ISISやその前身のイスラム運動が現地で勢力を広げたのは、イラク戦争でスンニ派への支援・補償が十分ではなかったことに遠因がある。現地の人たちはサダム・フセイン政権が倒れたことを歓迎したが、すぐに反米になってしまった。それは空爆等で多くの市民が死んだにもかかわらず補償もなかったからだ。これと同じことが、今、ISIS地域で行われている。ISIS地域内の難民に支援が届けられなければ、ほんとうの人道支援とは理解されない。

シリア内戦で、さまざまな組織が争う中で、ISISが支持されてきたのは、難民支援金などの住民への分配を、他組織に比べて公平に行ってきたからだ。住民への分配はISISを信頼するしかない。

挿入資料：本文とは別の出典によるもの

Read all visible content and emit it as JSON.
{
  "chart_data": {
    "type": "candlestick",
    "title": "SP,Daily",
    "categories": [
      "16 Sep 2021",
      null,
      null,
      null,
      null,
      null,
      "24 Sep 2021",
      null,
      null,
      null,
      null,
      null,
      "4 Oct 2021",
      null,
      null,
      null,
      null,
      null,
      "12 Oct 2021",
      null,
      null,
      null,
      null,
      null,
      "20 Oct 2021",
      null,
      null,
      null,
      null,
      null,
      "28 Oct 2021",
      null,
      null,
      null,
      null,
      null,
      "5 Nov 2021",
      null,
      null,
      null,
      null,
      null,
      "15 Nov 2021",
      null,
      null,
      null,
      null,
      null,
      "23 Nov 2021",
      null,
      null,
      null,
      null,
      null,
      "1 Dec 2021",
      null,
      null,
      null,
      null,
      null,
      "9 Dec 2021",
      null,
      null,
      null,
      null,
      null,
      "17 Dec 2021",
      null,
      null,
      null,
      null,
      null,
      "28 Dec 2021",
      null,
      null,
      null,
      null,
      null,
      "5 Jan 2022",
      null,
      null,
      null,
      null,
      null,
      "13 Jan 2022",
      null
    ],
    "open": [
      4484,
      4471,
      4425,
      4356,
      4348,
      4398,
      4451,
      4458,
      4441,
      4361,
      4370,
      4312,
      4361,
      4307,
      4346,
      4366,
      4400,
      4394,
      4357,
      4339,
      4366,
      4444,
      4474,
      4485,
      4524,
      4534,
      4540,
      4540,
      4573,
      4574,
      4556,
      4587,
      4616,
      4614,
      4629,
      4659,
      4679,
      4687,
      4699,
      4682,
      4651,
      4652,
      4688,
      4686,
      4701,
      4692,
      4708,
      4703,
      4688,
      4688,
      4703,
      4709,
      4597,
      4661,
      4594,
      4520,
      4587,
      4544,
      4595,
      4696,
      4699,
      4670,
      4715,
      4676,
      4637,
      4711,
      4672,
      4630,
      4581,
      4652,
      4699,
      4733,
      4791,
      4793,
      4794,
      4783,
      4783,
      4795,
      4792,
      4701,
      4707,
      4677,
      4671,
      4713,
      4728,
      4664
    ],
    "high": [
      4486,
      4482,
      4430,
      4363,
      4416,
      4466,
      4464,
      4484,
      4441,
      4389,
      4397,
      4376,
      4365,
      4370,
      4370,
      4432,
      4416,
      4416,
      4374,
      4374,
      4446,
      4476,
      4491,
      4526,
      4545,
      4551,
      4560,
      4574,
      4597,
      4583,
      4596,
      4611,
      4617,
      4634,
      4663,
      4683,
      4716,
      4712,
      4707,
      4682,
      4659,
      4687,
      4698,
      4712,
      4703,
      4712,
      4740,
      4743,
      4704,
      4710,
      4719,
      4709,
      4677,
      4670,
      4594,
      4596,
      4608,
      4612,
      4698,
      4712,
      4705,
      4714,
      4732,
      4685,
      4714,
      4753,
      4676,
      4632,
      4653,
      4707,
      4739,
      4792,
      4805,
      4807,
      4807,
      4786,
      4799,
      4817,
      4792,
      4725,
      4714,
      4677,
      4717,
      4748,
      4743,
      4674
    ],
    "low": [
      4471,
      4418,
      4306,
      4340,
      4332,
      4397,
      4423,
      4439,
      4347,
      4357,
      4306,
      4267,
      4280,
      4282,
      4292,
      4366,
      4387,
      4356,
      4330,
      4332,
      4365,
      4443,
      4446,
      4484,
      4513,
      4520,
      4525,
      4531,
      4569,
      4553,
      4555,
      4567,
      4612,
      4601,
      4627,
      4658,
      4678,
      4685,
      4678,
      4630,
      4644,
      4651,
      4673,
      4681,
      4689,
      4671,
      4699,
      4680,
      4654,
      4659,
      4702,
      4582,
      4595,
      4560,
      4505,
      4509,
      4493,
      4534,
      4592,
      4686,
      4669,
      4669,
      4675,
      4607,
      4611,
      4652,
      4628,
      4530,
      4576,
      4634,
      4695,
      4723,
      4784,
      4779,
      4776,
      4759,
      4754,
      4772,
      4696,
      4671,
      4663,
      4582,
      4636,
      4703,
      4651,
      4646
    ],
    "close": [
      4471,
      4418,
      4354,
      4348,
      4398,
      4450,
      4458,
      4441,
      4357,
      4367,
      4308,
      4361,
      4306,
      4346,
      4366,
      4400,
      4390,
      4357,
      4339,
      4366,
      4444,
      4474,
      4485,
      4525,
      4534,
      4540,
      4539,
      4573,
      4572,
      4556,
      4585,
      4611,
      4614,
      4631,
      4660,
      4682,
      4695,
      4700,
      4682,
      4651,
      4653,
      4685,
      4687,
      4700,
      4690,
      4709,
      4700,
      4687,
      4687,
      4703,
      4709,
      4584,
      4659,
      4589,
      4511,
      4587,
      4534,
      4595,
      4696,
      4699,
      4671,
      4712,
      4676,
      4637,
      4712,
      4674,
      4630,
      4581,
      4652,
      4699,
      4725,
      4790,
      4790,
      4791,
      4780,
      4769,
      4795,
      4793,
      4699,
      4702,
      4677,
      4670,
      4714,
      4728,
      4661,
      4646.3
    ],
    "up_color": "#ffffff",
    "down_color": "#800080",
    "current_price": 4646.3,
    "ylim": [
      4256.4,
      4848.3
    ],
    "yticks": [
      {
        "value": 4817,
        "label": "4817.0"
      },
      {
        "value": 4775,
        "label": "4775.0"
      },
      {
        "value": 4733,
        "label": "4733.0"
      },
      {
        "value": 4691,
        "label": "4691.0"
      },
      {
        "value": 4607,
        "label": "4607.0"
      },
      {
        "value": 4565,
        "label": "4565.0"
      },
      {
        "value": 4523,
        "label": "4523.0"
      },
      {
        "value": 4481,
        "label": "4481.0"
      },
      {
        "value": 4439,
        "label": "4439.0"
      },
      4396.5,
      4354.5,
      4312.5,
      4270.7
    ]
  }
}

日本政府がISISとどのようなパイプを持っているかは分からない。ただ、一般論としては、イスラム世界への理解度や認識が高くなく、アラブの専門家集団は外務省内の力も大きくない。これまで人質を救出できなかったことを考えると、政府の力で救出をすることは難しいだろう。

私がパイプを持つISISのウマル・グラバー司令官はISISの行政官で、広報担当として唯一、顔を明かし、SNSで公式に発言している人物だ。指導部内でどの程度の力をもっているかは分からないが、少なくとも偽物ではない。

72時間の意味はつかみかねているが、その間におカネが払い込まれるという意味ではないだろう。現実的にそんな短時間でおカネを受け渡しするのは不可能であり、交渉の糸口をつかむまでの猶予ではないか。